Other People Are Probably Watching Us More Closely Than We Think

其他人可能关注我们的程度可能比我们所想像的还要多


I like the catchy term that scientists recently came up with to describe a common psychological phenomenon: the "invisibility cloak illusion". I don't quite like what it describes.

我喜欢科学家最近想出的一个描述一种常见的心理现象“隐形斗篷错觉”的挺吸引人的术语。不过我不太喜欢它所描述的内容。

According to the scientists, and their 2016 paper in the Journal of Personality and Social Psychology, we incorrectly assume that other people aren't paying nearly as much attention to us as we are to them.

根据科学家和他们2016年在《人格与社会心理学》杂志上发表的论文,我们错误地认为其他人对我们的关注并不像我们关注他们一样那么多。






In 2000, psychologists found that people aren't paying nearly as much attention as we think they are to the things we're self-conscious about.

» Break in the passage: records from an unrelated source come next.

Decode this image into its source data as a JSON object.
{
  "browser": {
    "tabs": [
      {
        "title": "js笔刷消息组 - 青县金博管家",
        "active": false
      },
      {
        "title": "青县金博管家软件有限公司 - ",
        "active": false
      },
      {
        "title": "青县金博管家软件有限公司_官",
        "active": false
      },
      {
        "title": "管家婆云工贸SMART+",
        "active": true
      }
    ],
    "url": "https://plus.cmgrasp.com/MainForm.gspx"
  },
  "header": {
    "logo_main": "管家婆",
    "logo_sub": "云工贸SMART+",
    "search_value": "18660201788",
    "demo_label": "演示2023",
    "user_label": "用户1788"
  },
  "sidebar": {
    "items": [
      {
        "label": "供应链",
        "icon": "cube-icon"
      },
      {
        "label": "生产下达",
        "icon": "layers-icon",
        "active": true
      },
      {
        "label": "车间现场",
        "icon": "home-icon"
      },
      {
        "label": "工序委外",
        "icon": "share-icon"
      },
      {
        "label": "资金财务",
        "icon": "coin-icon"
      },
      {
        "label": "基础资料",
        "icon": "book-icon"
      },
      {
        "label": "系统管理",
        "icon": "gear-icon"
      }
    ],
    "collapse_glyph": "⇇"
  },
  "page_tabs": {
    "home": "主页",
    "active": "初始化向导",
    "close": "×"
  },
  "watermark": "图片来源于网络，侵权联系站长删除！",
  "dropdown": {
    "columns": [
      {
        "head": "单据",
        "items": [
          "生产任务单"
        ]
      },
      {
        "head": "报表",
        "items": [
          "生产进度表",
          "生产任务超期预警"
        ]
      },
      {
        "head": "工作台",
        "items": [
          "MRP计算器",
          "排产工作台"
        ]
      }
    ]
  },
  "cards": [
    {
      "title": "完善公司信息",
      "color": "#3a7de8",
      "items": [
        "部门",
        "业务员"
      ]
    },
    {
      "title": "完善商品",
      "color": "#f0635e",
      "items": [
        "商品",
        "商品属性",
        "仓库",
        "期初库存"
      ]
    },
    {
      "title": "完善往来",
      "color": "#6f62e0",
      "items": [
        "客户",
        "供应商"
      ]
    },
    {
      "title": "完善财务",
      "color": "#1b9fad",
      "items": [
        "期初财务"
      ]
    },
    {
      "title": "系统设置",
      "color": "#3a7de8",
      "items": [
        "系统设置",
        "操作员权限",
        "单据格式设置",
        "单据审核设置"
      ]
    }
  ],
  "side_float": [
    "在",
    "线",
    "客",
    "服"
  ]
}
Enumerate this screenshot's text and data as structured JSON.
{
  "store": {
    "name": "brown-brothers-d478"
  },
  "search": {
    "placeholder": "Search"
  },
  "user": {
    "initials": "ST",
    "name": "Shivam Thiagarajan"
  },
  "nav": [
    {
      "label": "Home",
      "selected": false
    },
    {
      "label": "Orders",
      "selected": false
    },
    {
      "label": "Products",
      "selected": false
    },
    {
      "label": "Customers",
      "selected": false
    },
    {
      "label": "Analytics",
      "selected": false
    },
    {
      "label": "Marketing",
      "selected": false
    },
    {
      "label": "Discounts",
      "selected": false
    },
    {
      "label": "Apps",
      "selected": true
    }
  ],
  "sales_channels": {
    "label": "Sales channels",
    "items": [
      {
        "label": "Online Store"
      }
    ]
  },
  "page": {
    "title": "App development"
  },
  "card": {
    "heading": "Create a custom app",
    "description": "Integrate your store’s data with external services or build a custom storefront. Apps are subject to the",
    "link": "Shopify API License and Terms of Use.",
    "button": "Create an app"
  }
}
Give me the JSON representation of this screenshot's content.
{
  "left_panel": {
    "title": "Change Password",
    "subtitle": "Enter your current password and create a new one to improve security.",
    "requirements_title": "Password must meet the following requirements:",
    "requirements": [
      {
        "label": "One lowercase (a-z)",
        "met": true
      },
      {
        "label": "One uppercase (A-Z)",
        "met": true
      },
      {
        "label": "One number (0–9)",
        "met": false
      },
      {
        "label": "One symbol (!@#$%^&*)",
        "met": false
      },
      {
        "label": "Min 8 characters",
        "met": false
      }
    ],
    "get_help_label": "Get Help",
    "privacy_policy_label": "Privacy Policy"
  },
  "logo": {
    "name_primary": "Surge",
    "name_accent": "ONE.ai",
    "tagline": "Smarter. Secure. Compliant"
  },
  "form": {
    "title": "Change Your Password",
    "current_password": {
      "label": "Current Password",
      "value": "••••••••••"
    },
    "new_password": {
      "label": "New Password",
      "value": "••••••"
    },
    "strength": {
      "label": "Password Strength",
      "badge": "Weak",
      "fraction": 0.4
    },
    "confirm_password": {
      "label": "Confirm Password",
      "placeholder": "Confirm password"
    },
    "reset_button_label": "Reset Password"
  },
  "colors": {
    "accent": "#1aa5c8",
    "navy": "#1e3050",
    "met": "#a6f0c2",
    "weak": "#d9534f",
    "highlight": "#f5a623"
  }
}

在2000年,心理学家就发现了人们并没有像我们所认为的那样那么关注那些我们自己发觉的事情。

In a now well-known study, students walked around a party in a Barry Manilow T-shirt and ended up wildly overestimating how much the other party guests noticed their attire.

在一个当下非常有名的论文中,学生穿着巴瑞·曼尼洛的体恤衫在聚会中到处走动,最终发现他们高估了聚会的其他参加者对他们所穿服装的关注度。

The title of the Times op-ed says it all: "You're too focused on what you're too focused on."

《泰晤士报》专栏文章的标题说明了一切:“你过于关注你过于关注的事情了。”

There are benefits to realising that other people are thinking about you as much as you're thinking about them

意识到别人正如你如何关注他们的一样关注你这件事是有一些好处的。

Reading through the research, I thought back to the day I somehow showed up to work in boots that were heavily stained with dirty snow. As soon as I realised, that was all I could think about every time I passed a coworker in the hallway.

通过阅读这篇研究成果,我回忆起来某一天我穿着被雪弄脏的靴子出现在单位里的情景。当我在走廊里和同事们擦肩而过的时候,我才意识到自己的鞋已经被弄脏了。


On the other hand, as I've been writing this article, donning my metaphorical invisibility cloak, my coworkers may have been noticing everything from how loud I'm typing to how much I'm slouching. Who knew?

在另一方面,正如我在写这篇文章的时候一直穿着刚才比喻过的那件隐形斗篷一样,我的同事可能已经注意到了我打字的声音和我懒散的样子。 谁知道呢?

The point here isn't to feel self-conscious whenever you're in public. Instead, as Boothby suggests in The Times op-ed, it's to understand how miscommunication can happen.

这里的关键是,无论何时你出现在公共场合中,都不要过于相信自己的判断。恰恰相反,正如布斯柏在《泰晤士报》专栏文章中所建议的那样,你应该理解错误判断是怎样产生的。

For example, she writes: "Employees pull their hair out in frustration while bosses obliviously believe their instructions are simple and straightforward."

例如,她写道:“当老板们明显相信他们做出的指示是简单和直白的时候,雇员们却感到焦虑,拔掉自己的头发。”

Meanwhile, Margaret S. Clark, another author on the paper, told Psychology Today that it's worth remembering how much other people may in fact be thinking about you.

与此同时,另一名论文和合著者玛格丽特.S.克拉克对《今日心理学》杂志说:很有必要回忆清楚其他人究竟是如何看待你的。

Clark said, "If I want to go out to lunch with you, and I think that I'm thinking it more than you'rethinking it, then I might be hesitant to ask."

克拉克说:“如果我想要和你一起出去吃顿饭,而且我认为我比你更想做这件事,那么我可能会犹豫是否要向你提这件事。”

So: Remove your invisibility cloak and ask. The other person might be pleasantly surprised, and relieved.

因此,请脱下你的隐形斗篷,然后大胆地问这件事,听话者可能会感到惊喜和轻松自在。